Shop that insurance around, for example. Stop paying for streaming services you don’t watch. Make your lunch. Weigh time-vs.-money decisions carefully, such as paying to have meals or groceries delivered. And treat savings account deposits as a regular expense that must be paid.

Review your bank and credit card accounts and compare the terms with rivals. There’s a good chance you can get a better deal, and potentially a new-customer bonus. If you pay monthly fees for basic banking, switch. If you pay an annual credit card fee, it might be time for a new one. But if you have a no-fee credit card you like, don’t cancel it because length of credit helps your credit score.

For homeowners: Utilities, necessary improvements and insurance are usually the largest expenses a homeowner would face beyond paying the mortage. Savings are possible with all three.

The key to a lower electric bill is, of course, to use less power. Upgrading insulation is the most cost-effective way to reduce a home’s use, along with paying attention to the thermostat — get a programmable one if you don’t have one — and minding energy “vampires” like large TVs that run up energy bills when they aren’t being used. Check your utility’s website, because Duke Energy, Dominion Energy and others offer free home energy audits and discounts.

Necessary home improvements, such as replacing a roof or a failing heating and air-conditioning system, can be very costly. So it’s important to know that South Carolina could contribute up to $7,500 toward a roof replacement in hurricane-prone counties (SC Safe Home), and utilities regularly offer rebates and savings on HVAC systems, insulation, and other things. That’s particularly important in 2026, because federal tax credits for home energy efficiency that were expected to last through 2032 were ended in 2025.

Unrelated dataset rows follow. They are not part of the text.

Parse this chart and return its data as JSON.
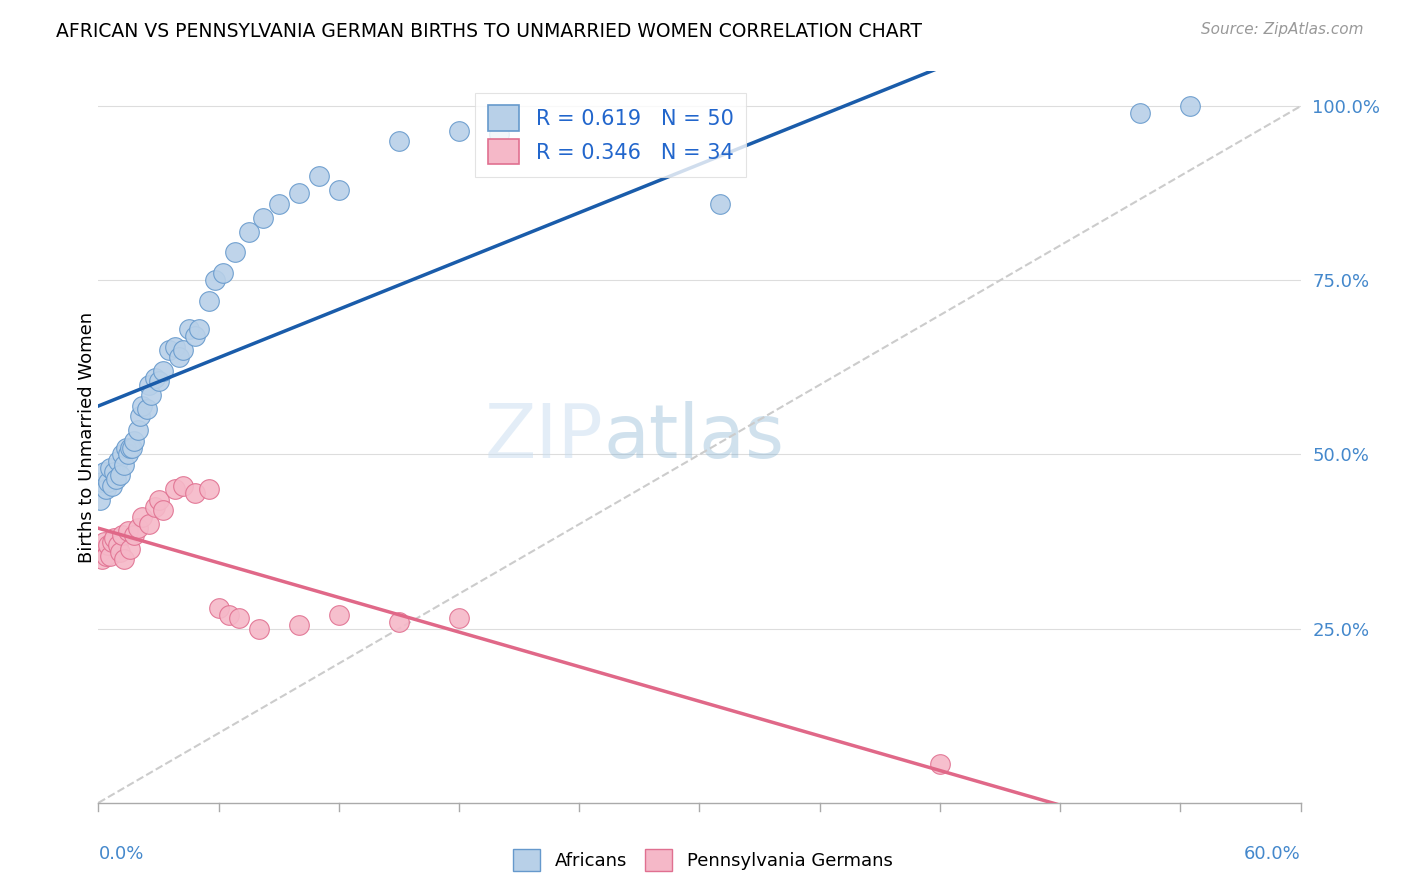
{
  "title": "AFRICAN VS PENNSYLVANIA GERMAN BIRTHS TO UNMARRIED WOMEN CORRELATION CHART",
  "source": "Source: ZipAtlas.com",
  "ylabel": "Births to Unmarried Women",
  "ytick_labels": [
    "25.0%",
    "50.0%",
    "75.0%",
    "100.0%"
  ],
  "legend_african": "R = 0.619   N = 50",
  "legend_pg": "R = 0.346   N = 34",
  "blue_fill": "#b8d0e8",
  "blue_edge": "#6699cc",
  "blue_line": "#1a5caa",
  "pink_fill": "#f5b8c8",
  "pink_edge": "#e07090",
  "pink_line": "#e06888",
  "legend_color": "#2266cc",
  "axis_color": "#4488cc",
  "xmin": 0.0,
  "xmax": 0.6,
  "ymin": 0.0,
  "ymax": 1.05,
  "african_x": [
    0.001,
    0.002,
    0.003,
    0.004,
    0.005,
    0.006,
    0.007,
    0.008,
    0.009,
    0.01,
    0.011,
    0.012,
    0.013,
    0.014,
    0.015,
    0.016,
    0.017,
    0.018,
    0.02,
    0.021,
    0.022,
    0.024,
    0.025,
    0.026,
    0.028,
    0.03,
    0.032,
    0.035,
    0.038,
    0.04,
    0.042,
    0.045,
    0.048,
    0.05,
    0.055,
    0.058,
    0.062,
    0.068,
    0.075,
    0.082,
    0.09,
    0.1,
    0.11,
    0.12,
    0.15,
    0.18,
    0.2,
    0.31,
    0.52,
    0.545
  ],
  "african_y": [
    0.435,
    0.46,
    0.475,
    0.45,
    0.46,
    0.48,
    0.455,
    0.475,
    0.465,
    0.49,
    0.47,
    0.5,
    0.485,
    0.51,
    0.5,
    0.51,
    0.51,
    0.52,
    0.535,
    0.555,
    0.57,
    0.565,
    0.6,
    0.585,
    0.61,
    0.605,
    0.62,
    0.65,
    0.655,
    0.64,
    0.65,
    0.68,
    0.67,
    0.68,
    0.72,
    0.75,
    0.76,
    0.79,
    0.82,
    0.84,
    0.86,
    0.875,
    0.9,
    0.88,
    0.95,
    0.965,
    0.96,
    0.86,
    0.99,
    1.0
  ],
  "pg_x": [
    0.001,
    0.002,
    0.003,
    0.004,
    0.005,
    0.006,
    0.007,
    0.008,
    0.01,
    0.011,
    0.012,
    0.013,
    0.015,
    0.016,
    0.018,
    0.02,
    0.022,
    0.025,
    0.028,
    0.03,
    0.032,
    0.038,
    0.042,
    0.048,
    0.055,
    0.06,
    0.065,
    0.07,
    0.08,
    0.1,
    0.12,
    0.15,
    0.18,
    0.42
  ],
  "pg_y": [
    0.36,
    0.35,
    0.375,
    0.355,
    0.37,
    0.355,
    0.375,
    0.38,
    0.37,
    0.36,
    0.385,
    0.35,
    0.39,
    0.365,
    0.385,
    0.395,
    0.41,
    0.4,
    0.425,
    0.435,
    0.42,
    0.45,
    0.455,
    0.445,
    0.45,
    0.28,
    0.27,
    0.265,
    0.25,
    0.255,
    0.27,
    0.26,
    0.265,
    0.055
  ]
}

Home insurance, including hurricane and flood policies, are expensive and short of reducing coverage it’s hard to save on those due to a lack of competition. The good news is, if insuring your primary home costs more than 5 percent of your annual income there’s a state tax credit for that. It’s called the Excess Insurance Premium Credit, and some readers have told me their accountants didn’t know about it — but now you do.

For 60-plus SC residents: Don’t miss out on age-related discounts and tax breaks in South Carolina, including, the Homestead Exemption. It exempts $50,000 of the value of one’s legal residence from property taxes. Apply the year after turning 65. People with certain disabilities also qualify. Apply through your county auditor’s office.

In Charleston, those receiving the Homestead Exemption are also excused from the city’s $132 annual stormwater fee, upon request. (call 843-724-7311 or email CityofChasSWFee@charleston-sc.gov.)

Also in the Charleston area, residents 60 and older can get substantial discounts on Uber or Lyft rides, worth up to $14 for as many as four rides per week. Apply online at ridecarta.com/services/ondemand/.

There are many more examples, from discounted hunting licenses and driver license renewals to stores with regular “senior discount” days and reduced rates for services such as wireless phone plans.